Demo2Reward optimizes VLM rewards with just 3-10 expert demos

No more manual reward engineering — optimize prompts from a handful of demonstrations

Deep Dive

Reinforcement learning relies on accurate reward functions, but hand-crafting them is often impractical, especially in robotics. Recent work uses pretrained Vision-Language Models (VLMs) as zero-shot reward models, but these produce suboptimal rewards with false positives that degrade downstream policies. In a new paper, Christian Gumbsch and colleagues introduce Demo2Reward, a test-time prompt optimization technique that leverages a small set of expert demonstrations (3–10 trajectories) to refine the VLM's language instruction. Crucially, this adaptation happens before policy training and requires no additional model training or computational overhead during RL. The optimized prompt reduces false positive rewards while preserving true positives, leading to more reliable policy learning.

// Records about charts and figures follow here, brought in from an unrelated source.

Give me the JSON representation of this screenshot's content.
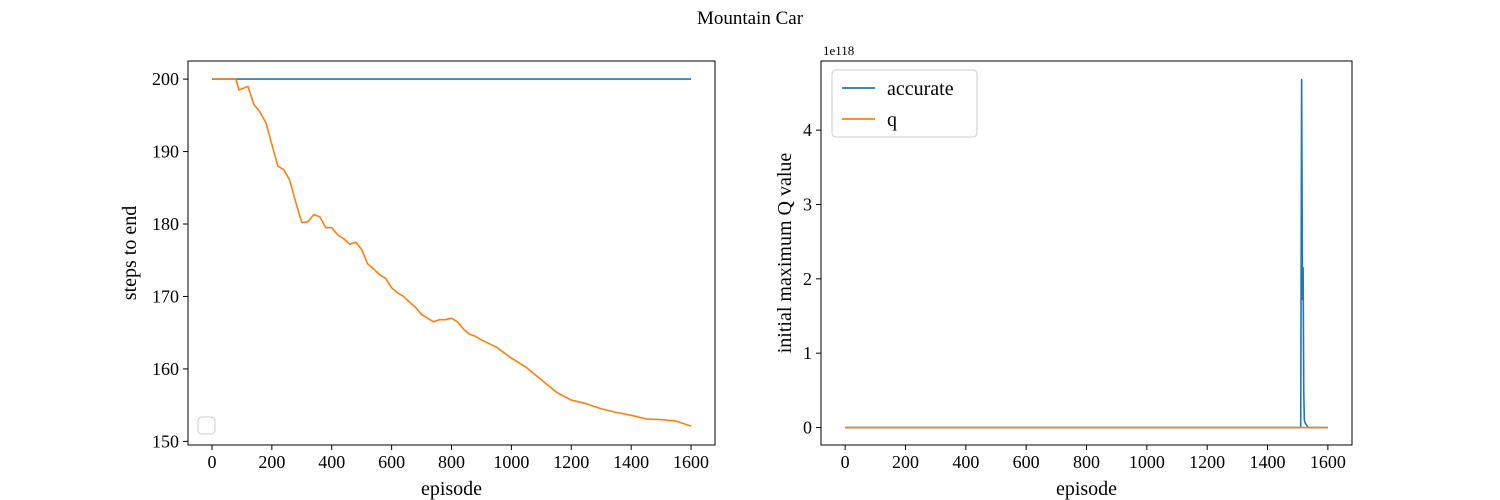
{
  "figure": {
    "title": "Mountain Car"
  },
  "chart_data": [
    {
      "type": "line",
      "xlabel": "episode",
      "ylabel": "steps to end",
      "xlim": [
        -80,
        1680
      ],
      "ylim": [
        149.5,
        202.5
      ],
      "xticks": [
        0,
        200,
        400,
        600,
        800,
        1000,
        1200,
        1400,
        1600
      ],
      "yticks": [
        150,
        160,
        170,
        180,
        190,
        200
      ],
      "legend": {
        "placement": "lower-left",
        "entries": []
      },
      "series": [
        {
          "color": "#1f77b4",
          "x": [
            0,
            1600
          ],
          "y": [
            200,
            200
          ]
        },
        {
          "color": "#ff7f0e",
          "x": [
            0,
            80,
            90,
            120,
            140,
            160,
            180,
            200,
            220,
            240,
            260,
            280,
            300,
            320,
            340,
            360,
            380,
            400,
            420,
            440,
            460,
            480,
            500,
            520,
            540,
            560,
            580,
            600,
            620,
            640,
            660,
            680,
            700,
            720,
            740,
            760,
            780,
            800,
            820,
            840,
            860,
            880,
            900,
            950,
            1000,
            1050,
            1100,
            1150,
            1200,
            1250,
            1300,
            1350,
            1400,
            1450,
            1500,
            1550,
            1600
          ],
          "y": [
            200,
            200,
            198.5,
            199,
            196.5,
            195.5,
            194,
            191,
            188,
            187.5,
            186,
            183,
            180.2,
            180.3,
            181.3,
            181,
            179.5,
            179.5,
            178.5,
            178,
            177.2,
            177.5,
            176.5,
            174.5,
            173.8,
            173,
            172.5,
            171.2,
            170.5,
            170,
            169.2,
            168.5,
            167.5,
            167,
            166.5,
            166.8,
            166.8,
            167,
            166.5,
            165.5,
            164.8,
            164.5,
            164,
            163,
            161.5,
            160.2,
            158.5,
            156.8,
            155.7,
            155.2,
            154.5,
            154,
            153.6,
            153.1,
            153.0,
            152.8,
            152.1
          ]
        }
      ]
    },
    {
      "type": "line",
      "xlabel": "episode",
      "ylabel": "initial maximum Q value",
      "y_offset_label": "1e118",
      "xlim": [
        -80,
        1680
      ],
      "ylim": [
        -0.235,
        4.93
      ],
      "xticks": [
        0,
        200,
        400,
        600,
        800,
        1000,
        1200,
        1400,
        1600
      ],
      "yticks": [
        0,
        1,
        2,
        3,
        4
      ],
      "legend": {
        "placement": "upper-left",
        "entries": [
          {
            "label": "accurate",
            "color": "#1f77b4"
          },
          {
            "label": "q",
            "color": "#ff7f0e"
          }
        ]
      },
      "series": [
        {
          "name": "accurate",
          "color": "#1f77b4",
          "x": [
            0,
            1510,
            1513,
            1516,
            1518,
            1520,
            1522,
            1525,
            1530,
            1535,
            1600
          ],
          "y": [
            0,
            0,
            4.68,
            1.72,
            2.15,
            0.5,
            0.1,
            0.06,
            0.03,
            0,
            0
          ]
        },
        {
          "name": "q",
          "color": "#ff7f0e",
          "x": [
            0,
            1600
          ],
          "y": [
            0,
            0
          ]
        }
      ]
    }
  ]
}
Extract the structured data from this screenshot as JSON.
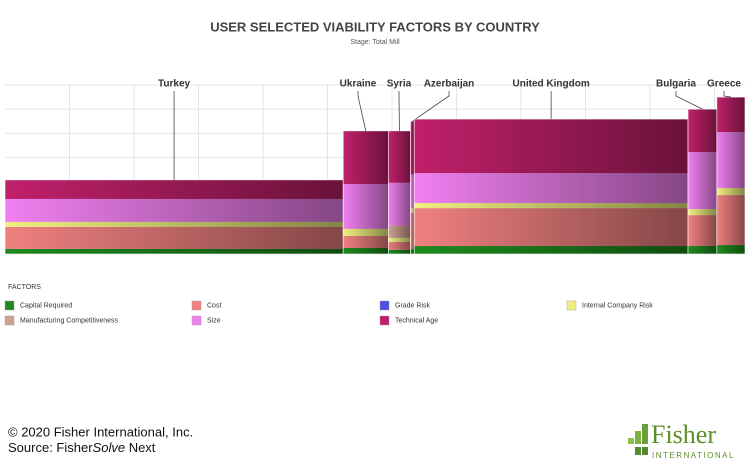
{
  "chart_data": {
    "type": "marimekko",
    "title": "USER SELECTED VIABILITY FACTORS BY COUNTRY",
    "subtitle": "Stage: Total Mill",
    "legend_title": "FACTORS",
    "categories": [
      "Turkey",
      "Ukraine",
      "Syria",
      "Azerbaijan",
      "United Kingdom",
      "Bulgaria",
      "Greece"
    ],
    "widths": [
      45.7,
      6.1,
      3.0,
      0.5,
      37.0,
      3.9,
      3.8
    ],
    "xlim": [
      0,
      100
    ],
    "ylim": [
      0,
      7
    ],
    "yticks": [
      0,
      1,
      2,
      3,
      4,
      5,
      6,
      7
    ],
    "grid": true,
    "series": [
      {
        "name": "Capital Required",
        "color": "#1e8a1e",
        "values": [
          0.21,
          0.25,
          0.17,
          0.2,
          0.33,
          0.33,
          0.37
        ]
      },
      {
        "name": "Cost",
        "color": "#f08080",
        "values": [
          0.91,
          0.5,
          0.33,
          1.5,
          1.57,
          1.28,
          2.07
        ]
      },
      {
        "name": "Grade Risk",
        "color": "#5050e0",
        "values": [
          0,
          0,
          0,
          0,
          0,
          0,
          0
        ]
      },
      {
        "name": "Internal Company Risk",
        "color": "#f0f080",
        "values": [
          0.21,
          0.29,
          0.17,
          0.2,
          0.21,
          0.25,
          0.29
        ]
      },
      {
        "name": "Manufacturing Competitiveness",
        "color": "#d0a090",
        "values": [
          0,
          0,
          0.5,
          0,
          0,
          0,
          0
        ]
      },
      {
        "name": "Size",
        "color": "#f080f0",
        "values": [
          0.95,
          1.86,
          1.78,
          1.4,
          1.24,
          2.36,
          2.32
        ]
      },
      {
        "name": "Technical Age",
        "color": "#c0206a",
        "values": [
          0.79,
          2.2,
          2.15,
          2.2,
          2.24,
          1.78,
          1.45
        ]
      }
    ]
  },
  "footer": {
    "copyright": "© 2020 Fisher International, Inc.",
    "source_prefix": "Source: Fisher",
    "source_italic": "Solve",
    "source_suffix": " Next",
    "logo_name": "Fisher",
    "logo_sub": "INTERNATIONAL"
  }
}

Demo2Reward consistently outperforms existing zero- and few-shot VLM reward models across multiple simulated robotic tasks and policy backbones. The team also validated the approach on a real-world robotic manipulation scenario, showing that policies can be learned without manually engineering a reward function. By eliminating the need for expensive reward design and enabling effective use of limited demonstration data, Demo2Reward offers a practical path to deploying RL in real-world settings where reward specification is a bottleneck.

Key Points
  • Demo2Reward optimizes VLM reward model prompts using as few as 3 expert trajectories
  • Requires no extra model training or compute during policy learning — only test-time adaptation
  • Outperforms zero-shot and few-shot VLM reward models across simulated and real robotic tasks

Why It Matters

Demo2Reward makes RL practical for robotics by eliminating manual reward engineering from just a few demonstrations.